The colonial era head tax is making its way back in Kenya as East Africa’s largest economy aggressively pushes to expand its tax base.
President William Ruto said every Kenyan above 18-years should be issued with the Kenya Revenue Authority’s (KRA’s) pin, qualifying them as taxpayers.
“Every Kenyan with an ID should have a PIN number. Technology, and a considerate, fair and professional mobilisation will do the job quite well,” Ruto said.
Expansion of the tax base is part of the President’s administration’s target to raise Sh3 trillion by the end of the financial year ending June 30 2023.
“There are only 7 million people with KRA pin numbers. At the same time, in the same economy, Safaricom’s MPESA has 30 million registered customers, transacting billions daily.”

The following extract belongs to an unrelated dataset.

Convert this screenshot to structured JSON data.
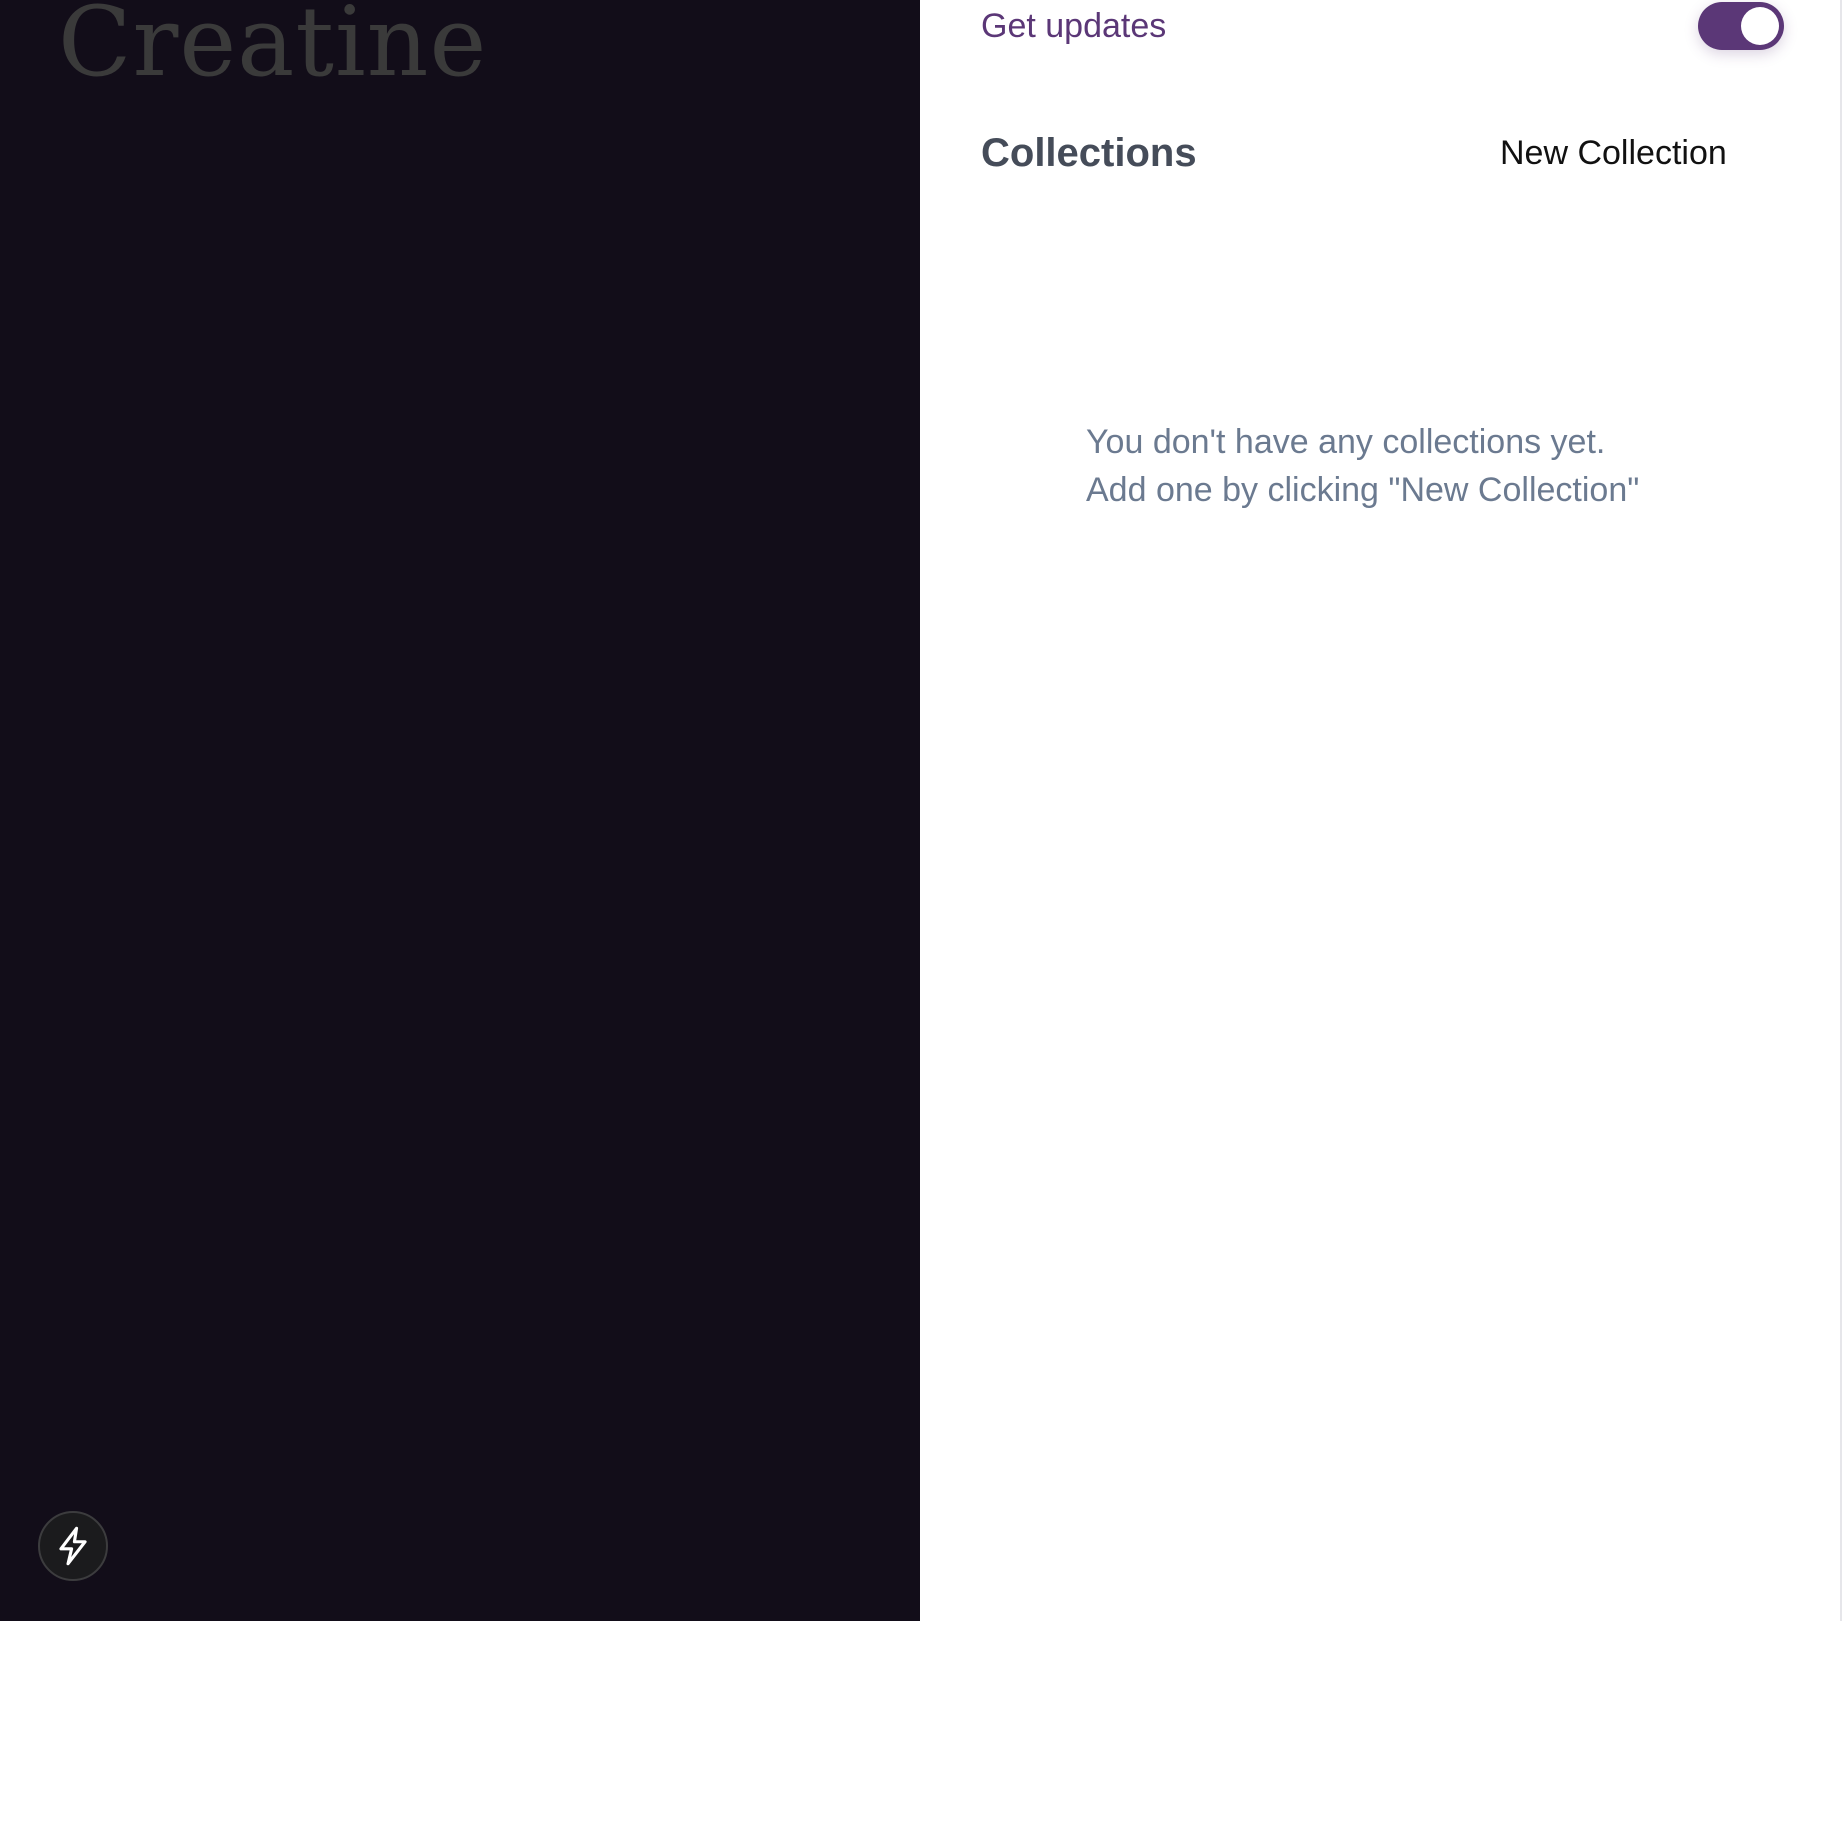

“The fact that this opportunity remains unclear to KRA demonstrates why radical changes are necessary. Safaricom, a telco, has registered more people than KRA, a powerful state organisation. It is very clear that the magic lies in technology and strategy, not power and resources,” he said.
Cumulative tax receipts in the first two months of the 2022/23 fiscal year stood at Sh280.2 billion compared to Sh247.8 billion in the previous fiscal year.
KRA had projected to collect a total of Sh2.072 trillion by the end of the fiscal year ending June 30 2023.
“The consequences are painful to contemplate. Our GDP has risen to Sh12 trillion, yet KRA only raised about 14 per cent of it in revenues last year. In the past KRA was able to raise 18 per cent of GDP,”
“If we collect the same target today then would have raised an extra Sh400 billion. I expect KRA to raise Sh3 trillion by the end of the next financial year and to double the current collection in five years,” he added.